Al Batt: The blooming of election signs
Published 5:28 pm Tuesday, October 8, 2024
Getting your Trinity Audio player ready...
|
Echoes from the
Loafers’ Club Meeting
It’s a cold, dreary, miserable day.
No, it’s not. It’s a beautiful day.
Why do you always have to take the weather’s side?
Driving by Bruce’s drive
I have a wonderful neighbor named Bruce. Whenever I pass his drive, thoughts occur to me. Election signs bloom. They are the closed captioning of the elections. Do they change anyone’s minds? Kind of, sort of. We might have thought the neighbor was an imbecile until he put up a sign of a candidate we favor. It gives each of us a way to tell where our fellow geniuses live. I expect to see lawn signs reading, “No signs allowed” or “Space for rent.”
Did you hear about the man whose birthday lasted only one minute? It was his sixty-second birthday.
I walked a trail when I met a man I knew a little but not a lot, who was walking his beautiful dog. He told me the canine was blind. I enjoyed a visit with a seeing-eye man.
Curt Krause was a farmer, an agriculturalist for Birds Eye and a devotee of Peanut M&M’s. The line was lengthy (possibly crossing several states) at his visitation. Those waiting in line were offered a bag of Peanut M&M’s for sustenance and in memory of a good man.
I spoke at a remarkable reunion of a class of 1969. Prizes were given to the ones who stayed awake throughout the entire meal. They had graduated without the help of Google and grew up when Spam, Wonder Bread and a Twinkie was a wholesome meal in the time before roundabouts were built around potholes.

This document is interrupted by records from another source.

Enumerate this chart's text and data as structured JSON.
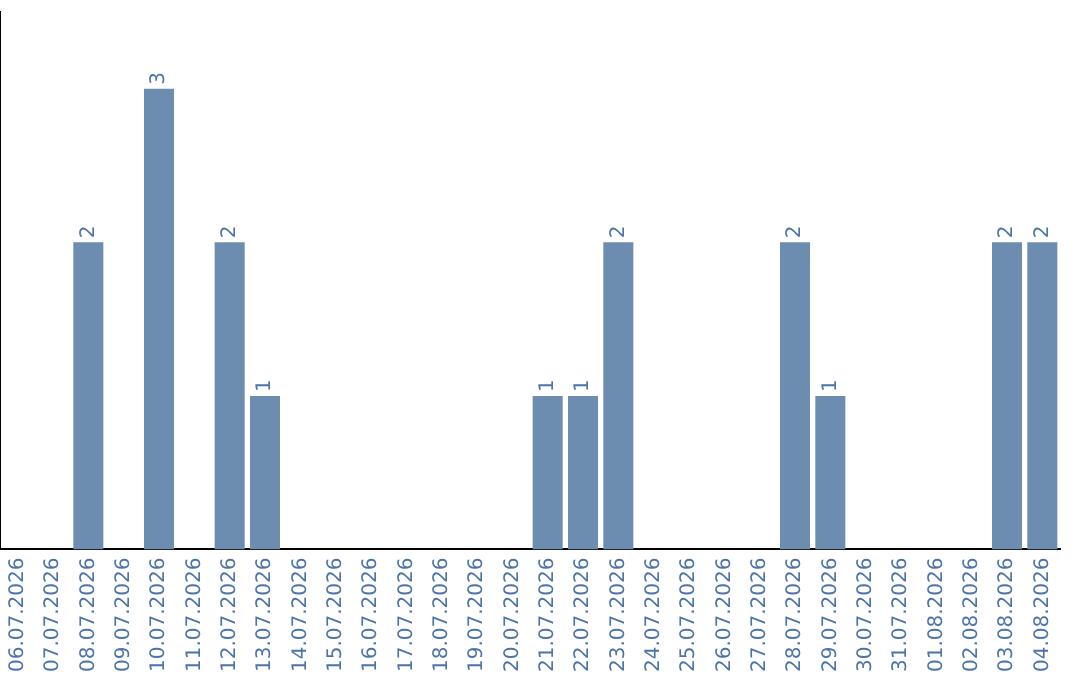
{
  "chart_data": {
    "type": "bar",
    "categories": [
      "06.07.2026",
      "07.07.2026",
      "08.07.2026",
      "09.07.2026",
      "10.07.2026",
      "11.07.2026",
      "12.07.2026",
      "13.07.2026",
      "14.07.2026",
      "15.07.2026",
      "16.07.2026",
      "17.07.2026",
      "18.07.2026",
      "19.07.2026",
      "20.07.2026",
      "21.07.2026",
      "22.07.2026",
      "23.07.2026",
      "24.07.2026",
      "25.07.2026",
      "26.07.2026",
      "27.07.2026",
      "28.07.2026",
      "29.07.2026",
      "30.07.2026",
      "31.07.2026",
      "01.08.2026",
      "02.08.2026",
      "03.08.2026",
      "04.08.2026"
    ],
    "values": [
      0,
      0,
      2,
      0,
      3,
      0,
      2,
      1,
      0,
      0,
      0,
      0,
      0,
      0,
      0,
      1,
      1,
      2,
      0,
      0,
      0,
      0,
      2,
      1,
      0,
      0,
      0,
      0,
      2,
      2
    ],
    "value_labels": [
      null,
      null,
      "2",
      null,
      "3",
      null,
      "2",
      "1",
      null,
      null,
      null,
      null,
      null,
      null,
      null,
      "1",
      "1",
      "2",
      null,
      null,
      null,
      null,
      "2",
      "1",
      null,
      null,
      null,
      null,
      "2",
      "2"
    ],
    "color": "#6d8db0",
    "grid": false,
    "legend": false,
    "tick_labels": "x"
  }
}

They had played flutophones, bad breath captured in musical instruments. Gas was 35 cents a gallon. Few people knew what mileage their car was getting. In 1969, Sager and Evans sang “In the Year 2525,” a song predicting that technological advances would negatively impact man’s thoughts, relationships and body. We have 500 years to deal with that because we don’t want to wait until the last minute.
I’ve learned
I’m thankful squirrels can’t drive.
The rules for the 100-meter dash are pretty straightforward.
My archenemy is plantar fasciitis.
I can recall the numbers 33 1/3, 45 and 78 at a record speed.
The mascot for Eastern Michigan University is an eagle. It should be an emu.
The Flat Earth Society has members all around the globe.
Half a hole is a whole hole.
Bad jokes department
Did you hear the statistics joke? Probably.
Was Chuck Berry ever arrested for tossing small fruits?
What can we use to sit on, stand on and brush our teeth? A chair, a ladder and a toothbrush.
What does James Bond’s doorbell sound like? Dong. Ding dong.
What do you call a typo on a gravestone? A grave mistake.
Only one thing makes me throw up. A dartboard on the ceiling.
Why did the baker fire his apprentice? Because he was a whisk taker.
If you walk like an Egyptian long enough, you’ll need to see a Cairopractor.
Nature notes
The latest recorded measurable snow in Minnesota was 1.5 inches at Mizpah in Koochiching County on June 4, 1935, and the earliest documented snow in Minnesota was a trace that fell at the Duluth Airport on Aug. 31, 1949, with the earliest measurable being .3 inches at International Falls on Sept. 14, 1964.
I watched a long, twisting line of blackbirds flying on my way home from a church where I’d done readings and led prayers at a funeral. The deceased’s wife hugged me and said she and her husband had been arguing over the identification of a woodpecker and a finch—red-headed or red-bellied, house or purple. “We each said, if Al were here, he’d know.” She paused before adding, “Thank you for being here today.”
Ruby-throated hummingbirds don’t travel in flocks during migration. Each bird follows its instincts as to departure dates and routes.
Multi-colored Asian lady beetles and minute pirate bugs sampled me. They are biting beetles and bugs. I’ve not been stung by a wasp this year. Yellowjackets are hangry at this time of the year. They were well-behaved pollinators and beneficial predators until they lost their jobs and encountered food insecurity.
University of Minnesota research published in The Natural Areas Journal found that 2% of buckthorn seeds passed through goat guts intact, and of the seeds that appeared in the goats’ feces, 11% were viable. For comparison, 63% of seeds not eaten by goats were capable of germination.
Meeting adjourned
“A knife wound heals but a tongue wound festers.”—Turkish proverb. Keep a kind word at the ready.